À Saint-Christophe (Berry), le maire Romuald Dauchelle a dû fermer immédiatement une section de la route nationale 7 en raison d’une dégradation critique. « Le revêtement fond même sous les rayons du soleil, et les tracteurs ruraux aggravent la situation », explique-t-il. Depuis plusieurs années, ce problème persiste malgré des réparations temporaires comme le gravillonnage.
Les collectivités locales ont recours à une solution innovante : le « lait de chaux », mélange d’eau et de calcédoine, pour refroidir les surfaces.
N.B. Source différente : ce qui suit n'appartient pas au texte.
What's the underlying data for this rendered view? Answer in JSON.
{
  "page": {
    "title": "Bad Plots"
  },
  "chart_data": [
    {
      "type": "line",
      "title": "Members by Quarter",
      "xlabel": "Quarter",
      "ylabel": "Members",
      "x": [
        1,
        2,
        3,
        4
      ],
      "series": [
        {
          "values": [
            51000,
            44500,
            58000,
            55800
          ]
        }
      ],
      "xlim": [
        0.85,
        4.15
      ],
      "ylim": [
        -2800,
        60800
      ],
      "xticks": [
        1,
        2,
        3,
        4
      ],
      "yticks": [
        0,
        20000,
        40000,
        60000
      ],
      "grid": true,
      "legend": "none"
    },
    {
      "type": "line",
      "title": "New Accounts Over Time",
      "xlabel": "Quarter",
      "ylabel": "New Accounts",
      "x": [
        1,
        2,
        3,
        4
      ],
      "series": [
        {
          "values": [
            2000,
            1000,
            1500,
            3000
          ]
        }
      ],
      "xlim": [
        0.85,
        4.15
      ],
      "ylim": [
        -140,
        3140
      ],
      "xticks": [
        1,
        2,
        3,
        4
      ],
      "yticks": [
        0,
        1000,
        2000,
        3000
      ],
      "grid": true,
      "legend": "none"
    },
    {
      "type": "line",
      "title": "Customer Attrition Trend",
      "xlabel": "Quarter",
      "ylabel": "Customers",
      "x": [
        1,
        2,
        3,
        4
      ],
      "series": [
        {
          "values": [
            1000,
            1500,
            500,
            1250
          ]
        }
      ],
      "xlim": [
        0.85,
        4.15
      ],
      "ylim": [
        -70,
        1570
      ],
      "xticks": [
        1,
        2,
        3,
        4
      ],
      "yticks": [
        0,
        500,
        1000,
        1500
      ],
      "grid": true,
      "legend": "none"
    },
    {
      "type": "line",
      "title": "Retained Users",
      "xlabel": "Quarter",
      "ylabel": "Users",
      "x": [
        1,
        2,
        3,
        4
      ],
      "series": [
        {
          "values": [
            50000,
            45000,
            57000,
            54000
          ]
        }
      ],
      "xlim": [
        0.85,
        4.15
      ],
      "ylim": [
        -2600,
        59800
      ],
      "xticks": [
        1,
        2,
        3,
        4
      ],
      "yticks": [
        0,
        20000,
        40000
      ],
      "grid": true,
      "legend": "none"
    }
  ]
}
Cependant, ces méthodes ne résolvent pas à long terme l’affaire, car le bitume, exposé aux hautes températures, retombe en dégradation.
Le département de la Somme a enregistré plus de 40 interventions en une seule journée, tandis que les zones rurales voient des dégâts importants sur des routes déjà fragilisées. « C’est l’effet d’un climat en mutation », affirme Thomas B., ingénieur en travaux publics. « Nous devons réinventer des solutions avant que le bitume ne fond à nouveau sous les rayons brûlants. »
Face à cette urgence, les autorités prévoient une rénovation complète de la route, mais les coûts restent élevés et l’affaire s’aggrave chaque jour. « Nous ne pouvons pas attendre », conclut Dauchelle. L’été 2026 montre clairement que le réseau routier français est vulnérable à un climat en transition.